Archives mensuelles : avril 2009

Gisèle Guillemot : Résistante – mémoires d’une femme, de la Résistance à la déportation

Gisèle Guillemot : Résistante - mémoires d'une femme, de la Résistance à la déportation

Parution du livre en avril 2009 – Lorsque les Allemands envahissent la Normandie en juin 1940, Gisèle, 17 ans, s’engage aux côtés des résistants communistes du Calvados. Jusqu’aux premières trahisons. Traquée par la Gestapo, condamnée à mort, déportée en Allemagne, Gisèle doit se battre pour sa survie. Un témoignage de la résistance à l’oppression nazie d’une des milliers de femmes restées anonymes.

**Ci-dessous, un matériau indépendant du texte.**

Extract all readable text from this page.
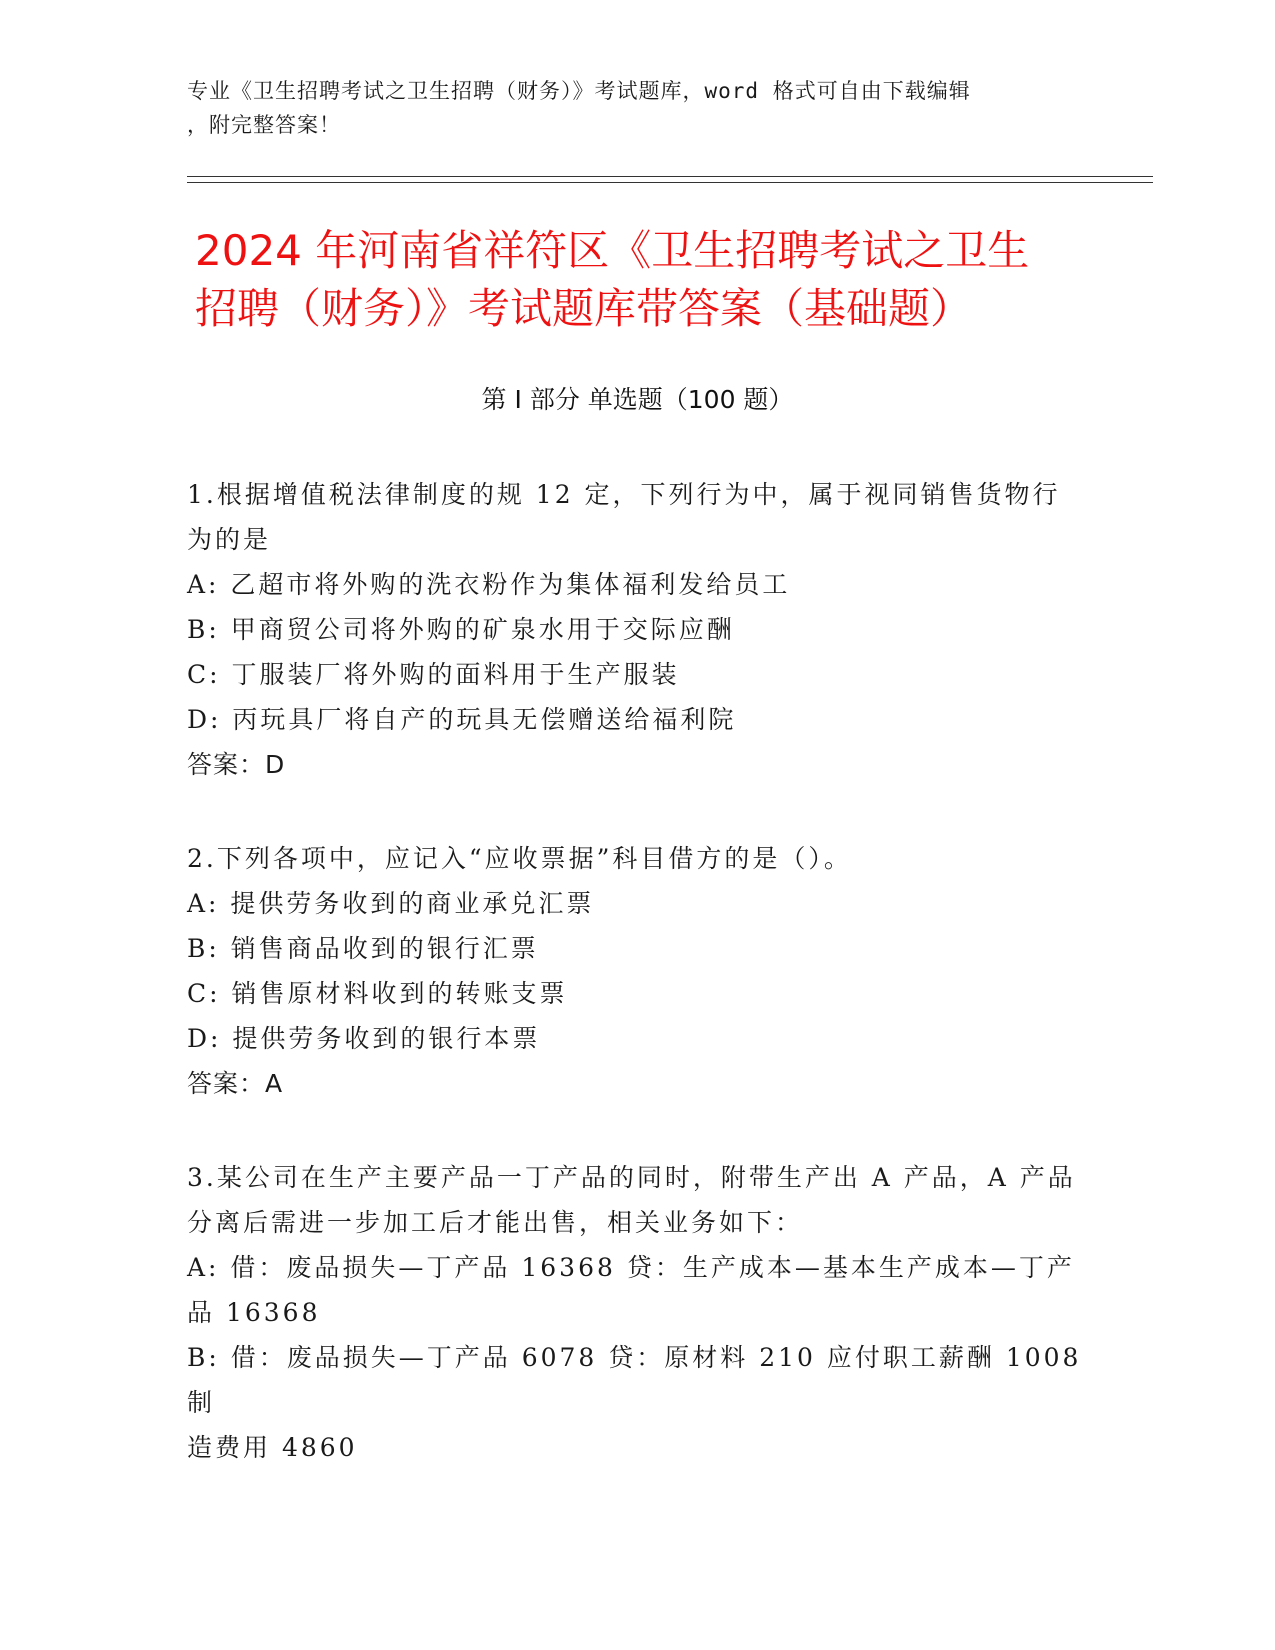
专业《卫生招聘考试之卫生招聘（财务）》考试题库，word 格式可自由下载编辑

，附完整答案！

2024 年河南省祥符区《卫生招聘考试之卫生

招聘（财务）》考试题库带答案（基础题）

第 I 部分 单选题（100 题）

1.根据增值税法律制度的规 12 定，下列行为中，属于视同销售货物行

为的是

A: 乙超市将外购的洗衣粉作为集体福利发给员工

B: 甲商贸公司将外购的矿泉水用于交际应酬

C: 丁服装厂将外购的面料用于生产服装

D: 丙玩具厂将自产的玩具无偿赠送给福利院

答案：D

2.下列各项中，应记入“应收票据”科目借方的是（）。

A: 提供劳务收到的商业承兑汇票

B: 销售商品收到的银行汇票

C: 销售原材料收到的转账支票

D: 提供劳务收到的银行本票

答案：A

3.某公司在生产主要产品一丁产品的同时，附带生产出 A 产品，A 产品

分离后需进一步加工后才能出售，相关业务如下：

A: 借：废品损失—丁产品 16368 贷：生产成本—基本生产成本—丁产

品 16368

B: 借：废品损失—丁产品 6078 贷：原材料 210 应付职工薪酬 1008 制

造费用 4860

1939. Gisèle a grandi dans une cité ouvrière de Normandie. Elle ne supporte plus la sirène de l’usine qui la réveille tous les matins à 6 heures, ni l’attitude résignée des manœuvres de son quartier face à l’exploitation dont ils sont victimes. Aux sorties entre filles, Gisèle préfère les réunions politiques. Elle a dix-sept ans et elle veut changer le monde.

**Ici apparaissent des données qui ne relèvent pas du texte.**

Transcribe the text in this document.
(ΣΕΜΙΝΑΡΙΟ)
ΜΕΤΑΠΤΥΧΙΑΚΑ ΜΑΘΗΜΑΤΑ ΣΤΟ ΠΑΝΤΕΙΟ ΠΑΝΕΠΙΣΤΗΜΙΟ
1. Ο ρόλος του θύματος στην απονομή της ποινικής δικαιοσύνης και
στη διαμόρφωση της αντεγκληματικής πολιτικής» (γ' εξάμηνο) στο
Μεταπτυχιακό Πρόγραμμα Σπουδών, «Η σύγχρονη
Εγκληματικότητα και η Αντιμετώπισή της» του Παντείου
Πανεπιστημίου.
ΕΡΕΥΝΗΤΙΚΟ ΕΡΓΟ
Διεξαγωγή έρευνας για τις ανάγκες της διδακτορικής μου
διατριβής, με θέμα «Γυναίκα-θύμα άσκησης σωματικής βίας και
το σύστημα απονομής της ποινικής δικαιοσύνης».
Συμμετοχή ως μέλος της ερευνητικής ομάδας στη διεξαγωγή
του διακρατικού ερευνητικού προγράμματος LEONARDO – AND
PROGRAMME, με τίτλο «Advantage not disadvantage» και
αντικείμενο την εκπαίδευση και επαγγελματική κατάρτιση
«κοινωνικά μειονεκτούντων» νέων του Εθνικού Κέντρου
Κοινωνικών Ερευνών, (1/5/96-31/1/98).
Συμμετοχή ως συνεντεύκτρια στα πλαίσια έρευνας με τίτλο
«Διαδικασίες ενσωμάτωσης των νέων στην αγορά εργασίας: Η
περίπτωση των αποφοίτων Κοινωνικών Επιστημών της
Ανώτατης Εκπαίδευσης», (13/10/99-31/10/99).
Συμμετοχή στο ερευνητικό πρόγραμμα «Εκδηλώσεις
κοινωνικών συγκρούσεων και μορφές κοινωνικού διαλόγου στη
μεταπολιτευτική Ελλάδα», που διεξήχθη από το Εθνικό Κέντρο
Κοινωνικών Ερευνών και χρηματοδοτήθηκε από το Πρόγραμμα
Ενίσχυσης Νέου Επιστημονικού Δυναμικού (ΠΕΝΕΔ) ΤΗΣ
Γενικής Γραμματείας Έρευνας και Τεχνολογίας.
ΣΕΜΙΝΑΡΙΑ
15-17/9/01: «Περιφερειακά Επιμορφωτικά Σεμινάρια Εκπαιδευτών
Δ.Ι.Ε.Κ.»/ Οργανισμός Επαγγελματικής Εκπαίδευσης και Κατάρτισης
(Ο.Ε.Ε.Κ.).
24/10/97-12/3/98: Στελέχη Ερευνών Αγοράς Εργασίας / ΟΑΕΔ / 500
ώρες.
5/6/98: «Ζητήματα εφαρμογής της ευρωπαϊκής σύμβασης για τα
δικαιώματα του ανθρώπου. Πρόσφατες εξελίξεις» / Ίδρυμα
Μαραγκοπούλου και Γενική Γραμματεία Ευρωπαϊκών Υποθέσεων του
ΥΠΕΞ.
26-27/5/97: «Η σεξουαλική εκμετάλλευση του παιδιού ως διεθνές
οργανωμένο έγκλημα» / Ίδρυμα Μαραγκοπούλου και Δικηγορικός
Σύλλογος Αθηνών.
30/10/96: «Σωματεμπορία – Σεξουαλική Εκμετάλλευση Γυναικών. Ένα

Quand les Allemands envahissent la Normandie en juin 1940, les habitants de la cité baissent la tête, comme d’habitude. Gisèle et ses amis, eux, sont impatients d’en découdre. La petite bande couvre de slogans antinazis les murs de la ville et trafique les motos des soldats. Un grain de sable dans la machine de guerre allemande. L’adolescente exaltée devient une combattante de l’ombre. Traquée par la Gestapo, condamnée à mort, déportée en Allemagne, Gisèle doit se battre pour sa propre survie.

Résistante – mémoires d’une femme, de la Résistance à la déportation
Guillemot, GisèleHumez, Samuel
M. Lafon , Neuilly-sur-Seine (Hauts-de-Seine)

Gisèle Guillemot

Née le 24 février 1922 dans la cité ouvrière du Plateau à Mondeville (Calvados), Gisèle Guillemot avait participé très jeune au Front Populaire et à des actions de soutien à la République espagnole. Arrêtée par la Gestapo – Dès le début de l’Occupation, elle entre en résistance avec des camarades de sa cité dont certains sont arrêtés par les gendarmes qui les livrent aux Allemands. Quatre de ses camarades seront alors fusillés ou tués par les Allemands. La jeune fille adhère au Parti communiste, alors illégal, et entre au Front National (mouvement de résistance communiste) pour l’indépendance de la France. Agent de liaison sous le pseudonyme d’”Annick”, elle est arrêtée par la Gestapo en avril 1943 alors que ses camarades sont arrêtés par la Brigade spéciale de Rouen (police française). Condamnés à mort le 13 juillet 1943 par un tribunal militaire allemand à Paris, quatorze hommes seront fusillés au Mont Valérien. Gisèle et Edmone Robert, sont aussi condamnées à mort et déportées vers l’Allemagne, la loi allemande interdisant de fusiller les femmes. “De Colombelles à Mauthausen”- Après un interminable voyage en train de près de 90 jours, elle fut transférée au camp de Ravensbrück puis, en mars 1945, à Mauthausen où elle est fut libérée le 20 avril 1945 par la Croix-Rouge internationale. Dans les camps, elle avait écrit des poèmes qu’elle publiera en partie après la guerre. En 2001, elle avait publié “De Colombelles à Mauthausen” (L’Harmattan) et témoignait inlassablement de la guerre et de la déportation dans les écoles et jusque sur les plateaux de télévision.Gisèle Guillemot est commandeur de la Légion d’honneur et titulaire de la médaille de la Résistance. Décédée en 2013.